Churchill did not return calls seeking comment but issued a lengthy press release defending his writings.

He said his views had been distorted but didn’t deny using inflammatory rhetoric to make his larger point -- namely that if the U.S. government didn’t comply with the rule of law, it couldn’t be surprised if it were attacked.

Advertisement

“I have never characterized all the Sept. 11 victims as ‘Nazis.’ What I said was that the ‘technocrats of empire’ working in the World Trade Center were the equivalent of ‘little Eichmanns,’ ” he said. “Adolf Eichmann was not charged with direct killing but with ensuring the smooth running of the infrastructure that enabled the Nazi genocide. Similarly, German industrialists were legitimately targeted by the allies.”

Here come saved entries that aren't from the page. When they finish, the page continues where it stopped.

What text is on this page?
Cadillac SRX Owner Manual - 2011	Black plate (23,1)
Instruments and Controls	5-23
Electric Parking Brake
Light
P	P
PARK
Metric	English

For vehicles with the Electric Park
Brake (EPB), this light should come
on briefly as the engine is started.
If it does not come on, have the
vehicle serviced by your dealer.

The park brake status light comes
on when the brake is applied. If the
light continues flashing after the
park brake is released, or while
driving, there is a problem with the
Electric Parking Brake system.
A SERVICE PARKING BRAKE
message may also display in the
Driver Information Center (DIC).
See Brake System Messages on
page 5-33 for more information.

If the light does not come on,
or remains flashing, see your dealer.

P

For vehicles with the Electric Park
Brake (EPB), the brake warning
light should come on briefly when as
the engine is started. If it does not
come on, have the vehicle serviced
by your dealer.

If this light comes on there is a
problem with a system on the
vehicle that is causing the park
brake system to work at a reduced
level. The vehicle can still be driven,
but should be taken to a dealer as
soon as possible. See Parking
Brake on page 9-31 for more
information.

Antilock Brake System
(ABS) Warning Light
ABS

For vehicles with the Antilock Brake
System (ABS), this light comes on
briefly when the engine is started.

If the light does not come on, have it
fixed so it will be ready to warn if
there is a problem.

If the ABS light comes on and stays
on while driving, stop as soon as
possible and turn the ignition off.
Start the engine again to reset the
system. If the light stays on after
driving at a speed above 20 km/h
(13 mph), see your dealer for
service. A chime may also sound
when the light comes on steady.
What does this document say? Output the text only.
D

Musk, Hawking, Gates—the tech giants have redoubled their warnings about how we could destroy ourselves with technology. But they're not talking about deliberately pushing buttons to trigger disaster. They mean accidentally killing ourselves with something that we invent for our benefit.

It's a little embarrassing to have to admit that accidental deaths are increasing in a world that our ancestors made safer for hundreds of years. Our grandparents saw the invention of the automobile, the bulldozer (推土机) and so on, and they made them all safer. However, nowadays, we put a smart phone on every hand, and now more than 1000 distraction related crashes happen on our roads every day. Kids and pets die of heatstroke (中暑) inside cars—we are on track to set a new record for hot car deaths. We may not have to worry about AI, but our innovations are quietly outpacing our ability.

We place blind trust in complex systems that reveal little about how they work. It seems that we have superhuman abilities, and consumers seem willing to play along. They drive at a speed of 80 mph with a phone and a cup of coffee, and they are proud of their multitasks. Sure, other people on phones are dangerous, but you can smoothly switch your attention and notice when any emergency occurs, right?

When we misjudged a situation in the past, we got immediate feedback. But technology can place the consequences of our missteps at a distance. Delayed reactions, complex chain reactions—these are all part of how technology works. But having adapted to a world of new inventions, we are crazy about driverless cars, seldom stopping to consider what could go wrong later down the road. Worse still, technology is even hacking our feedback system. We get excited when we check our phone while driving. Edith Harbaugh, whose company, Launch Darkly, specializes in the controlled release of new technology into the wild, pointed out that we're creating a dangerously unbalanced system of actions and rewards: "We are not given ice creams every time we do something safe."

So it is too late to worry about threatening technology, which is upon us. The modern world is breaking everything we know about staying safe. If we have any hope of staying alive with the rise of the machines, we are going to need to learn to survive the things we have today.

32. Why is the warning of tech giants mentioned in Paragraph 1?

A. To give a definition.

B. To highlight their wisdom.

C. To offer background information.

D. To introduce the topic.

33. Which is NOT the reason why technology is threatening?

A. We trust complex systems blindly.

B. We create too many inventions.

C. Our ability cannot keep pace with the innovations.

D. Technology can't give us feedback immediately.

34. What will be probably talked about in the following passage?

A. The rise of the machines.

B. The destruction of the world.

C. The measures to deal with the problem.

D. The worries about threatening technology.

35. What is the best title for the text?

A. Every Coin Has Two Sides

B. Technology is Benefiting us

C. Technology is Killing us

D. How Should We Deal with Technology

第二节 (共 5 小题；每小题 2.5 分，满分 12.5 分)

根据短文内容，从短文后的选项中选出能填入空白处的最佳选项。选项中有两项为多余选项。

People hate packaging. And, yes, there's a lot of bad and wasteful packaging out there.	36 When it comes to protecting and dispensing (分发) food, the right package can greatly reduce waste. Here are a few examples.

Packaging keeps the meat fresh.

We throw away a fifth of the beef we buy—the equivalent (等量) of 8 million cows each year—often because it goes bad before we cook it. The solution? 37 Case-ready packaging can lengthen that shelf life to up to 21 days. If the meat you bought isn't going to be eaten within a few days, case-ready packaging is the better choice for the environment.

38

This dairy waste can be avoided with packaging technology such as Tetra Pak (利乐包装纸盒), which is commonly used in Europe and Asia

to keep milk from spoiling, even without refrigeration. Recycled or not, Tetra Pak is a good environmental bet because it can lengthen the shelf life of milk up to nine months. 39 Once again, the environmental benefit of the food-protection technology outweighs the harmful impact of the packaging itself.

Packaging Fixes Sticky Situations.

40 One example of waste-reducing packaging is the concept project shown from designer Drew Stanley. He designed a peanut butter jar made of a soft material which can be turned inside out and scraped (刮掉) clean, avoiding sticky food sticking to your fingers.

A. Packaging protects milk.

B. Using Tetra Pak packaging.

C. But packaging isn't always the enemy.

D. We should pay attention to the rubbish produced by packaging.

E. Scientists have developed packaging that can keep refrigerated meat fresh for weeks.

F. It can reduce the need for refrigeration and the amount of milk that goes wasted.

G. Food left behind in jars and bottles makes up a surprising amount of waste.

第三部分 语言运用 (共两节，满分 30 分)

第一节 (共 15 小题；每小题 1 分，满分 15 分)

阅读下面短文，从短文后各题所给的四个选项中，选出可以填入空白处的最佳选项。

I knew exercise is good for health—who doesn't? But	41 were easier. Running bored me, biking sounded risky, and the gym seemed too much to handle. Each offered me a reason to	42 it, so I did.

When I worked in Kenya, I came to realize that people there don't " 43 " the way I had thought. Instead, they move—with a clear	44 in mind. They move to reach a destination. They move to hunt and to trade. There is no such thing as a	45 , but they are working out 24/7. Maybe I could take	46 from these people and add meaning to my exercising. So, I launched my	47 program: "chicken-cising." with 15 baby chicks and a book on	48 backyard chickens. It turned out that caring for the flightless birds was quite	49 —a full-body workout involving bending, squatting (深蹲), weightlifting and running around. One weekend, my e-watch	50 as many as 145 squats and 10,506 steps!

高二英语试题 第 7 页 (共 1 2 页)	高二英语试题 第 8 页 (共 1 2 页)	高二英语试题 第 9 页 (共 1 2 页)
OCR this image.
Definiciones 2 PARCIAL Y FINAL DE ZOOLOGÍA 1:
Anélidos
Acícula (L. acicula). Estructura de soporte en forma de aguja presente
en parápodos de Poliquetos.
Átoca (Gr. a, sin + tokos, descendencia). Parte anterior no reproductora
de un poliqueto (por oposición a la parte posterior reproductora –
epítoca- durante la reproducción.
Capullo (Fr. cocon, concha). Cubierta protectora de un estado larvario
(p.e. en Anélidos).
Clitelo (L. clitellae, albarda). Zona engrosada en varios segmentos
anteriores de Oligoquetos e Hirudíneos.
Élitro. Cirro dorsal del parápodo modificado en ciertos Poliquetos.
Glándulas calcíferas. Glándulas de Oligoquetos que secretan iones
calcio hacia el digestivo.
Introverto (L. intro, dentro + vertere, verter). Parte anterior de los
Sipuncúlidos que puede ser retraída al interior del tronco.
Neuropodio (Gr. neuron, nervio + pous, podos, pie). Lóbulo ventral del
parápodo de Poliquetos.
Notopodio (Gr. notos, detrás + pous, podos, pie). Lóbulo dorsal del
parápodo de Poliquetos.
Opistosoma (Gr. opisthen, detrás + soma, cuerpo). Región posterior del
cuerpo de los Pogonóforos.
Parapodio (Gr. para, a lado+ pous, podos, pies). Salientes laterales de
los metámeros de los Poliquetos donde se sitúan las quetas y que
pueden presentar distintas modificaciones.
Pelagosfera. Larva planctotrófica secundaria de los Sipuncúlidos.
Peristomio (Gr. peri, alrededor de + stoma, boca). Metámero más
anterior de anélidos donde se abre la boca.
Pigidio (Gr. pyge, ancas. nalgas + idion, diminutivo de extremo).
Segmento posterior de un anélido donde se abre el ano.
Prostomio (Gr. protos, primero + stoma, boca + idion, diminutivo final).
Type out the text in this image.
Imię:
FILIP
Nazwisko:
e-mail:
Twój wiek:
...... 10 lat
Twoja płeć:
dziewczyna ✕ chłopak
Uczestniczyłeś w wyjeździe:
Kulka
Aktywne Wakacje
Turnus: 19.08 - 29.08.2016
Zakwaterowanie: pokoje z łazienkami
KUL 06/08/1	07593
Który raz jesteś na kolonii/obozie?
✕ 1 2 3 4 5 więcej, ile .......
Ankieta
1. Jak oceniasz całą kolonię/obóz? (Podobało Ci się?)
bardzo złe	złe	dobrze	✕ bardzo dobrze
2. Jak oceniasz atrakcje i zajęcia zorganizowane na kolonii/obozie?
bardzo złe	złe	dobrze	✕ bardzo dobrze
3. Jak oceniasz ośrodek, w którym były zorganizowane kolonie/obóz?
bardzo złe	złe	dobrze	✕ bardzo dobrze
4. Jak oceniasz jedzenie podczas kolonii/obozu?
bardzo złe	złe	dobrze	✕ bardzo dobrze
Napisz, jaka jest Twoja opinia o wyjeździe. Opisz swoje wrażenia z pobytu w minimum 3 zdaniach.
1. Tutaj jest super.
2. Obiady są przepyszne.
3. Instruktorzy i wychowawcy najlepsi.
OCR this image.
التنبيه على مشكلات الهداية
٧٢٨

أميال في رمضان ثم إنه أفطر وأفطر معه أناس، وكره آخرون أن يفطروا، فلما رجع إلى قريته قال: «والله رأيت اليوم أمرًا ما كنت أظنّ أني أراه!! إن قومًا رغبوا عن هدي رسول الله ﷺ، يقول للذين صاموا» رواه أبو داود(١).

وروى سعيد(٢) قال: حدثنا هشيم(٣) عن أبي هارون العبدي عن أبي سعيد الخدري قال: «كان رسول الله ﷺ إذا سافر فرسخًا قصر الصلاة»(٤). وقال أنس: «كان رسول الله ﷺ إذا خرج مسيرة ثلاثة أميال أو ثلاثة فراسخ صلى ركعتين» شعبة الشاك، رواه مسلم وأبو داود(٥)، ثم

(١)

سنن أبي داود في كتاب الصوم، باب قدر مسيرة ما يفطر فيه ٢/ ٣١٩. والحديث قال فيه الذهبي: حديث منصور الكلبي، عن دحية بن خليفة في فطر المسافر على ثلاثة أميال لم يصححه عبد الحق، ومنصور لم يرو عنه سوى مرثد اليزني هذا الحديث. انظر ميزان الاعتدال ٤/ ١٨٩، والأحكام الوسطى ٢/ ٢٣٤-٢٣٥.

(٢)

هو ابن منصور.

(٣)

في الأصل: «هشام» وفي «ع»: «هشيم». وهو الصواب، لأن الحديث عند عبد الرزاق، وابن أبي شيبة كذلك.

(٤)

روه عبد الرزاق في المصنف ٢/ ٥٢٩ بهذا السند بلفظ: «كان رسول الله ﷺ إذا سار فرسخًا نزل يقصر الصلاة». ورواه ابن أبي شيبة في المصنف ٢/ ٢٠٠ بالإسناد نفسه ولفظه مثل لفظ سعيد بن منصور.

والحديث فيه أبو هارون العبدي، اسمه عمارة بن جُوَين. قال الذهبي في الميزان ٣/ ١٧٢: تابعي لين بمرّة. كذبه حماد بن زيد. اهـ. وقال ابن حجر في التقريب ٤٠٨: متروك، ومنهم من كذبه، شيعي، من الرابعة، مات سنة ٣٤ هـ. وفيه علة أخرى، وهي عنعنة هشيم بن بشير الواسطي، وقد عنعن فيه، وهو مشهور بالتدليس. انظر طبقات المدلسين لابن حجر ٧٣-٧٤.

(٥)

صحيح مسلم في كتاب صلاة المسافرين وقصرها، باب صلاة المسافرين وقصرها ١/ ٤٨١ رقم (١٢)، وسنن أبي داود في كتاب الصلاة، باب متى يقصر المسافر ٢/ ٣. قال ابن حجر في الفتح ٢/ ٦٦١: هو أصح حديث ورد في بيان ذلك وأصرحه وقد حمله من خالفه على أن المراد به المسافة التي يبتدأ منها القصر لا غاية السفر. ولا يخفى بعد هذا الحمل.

He said the children, janitors, food service workers and firefighters killed in the trade center were not “little Eichmanns.”

“According to Pentagon logic, [they] were simply part of the collateral damage,” he said. “Ugly? Yes. Hurtful? Yes. And that’s my point. It’s no less ugly, painful or dehumanizing a description when applied to Iraqis, Palestinians or anyone else.”

It’s unknown whether Churchill will continue with his plans to speak Thursday at Hamilton College, a liberal arts institution with 1,750 students. Vige Barrie, spokeswoman for the college, said it wouldn’t withdraw its invitation but has asked Churchill to change the subject.

“The subject is now discussing the limits of dissent,” she said.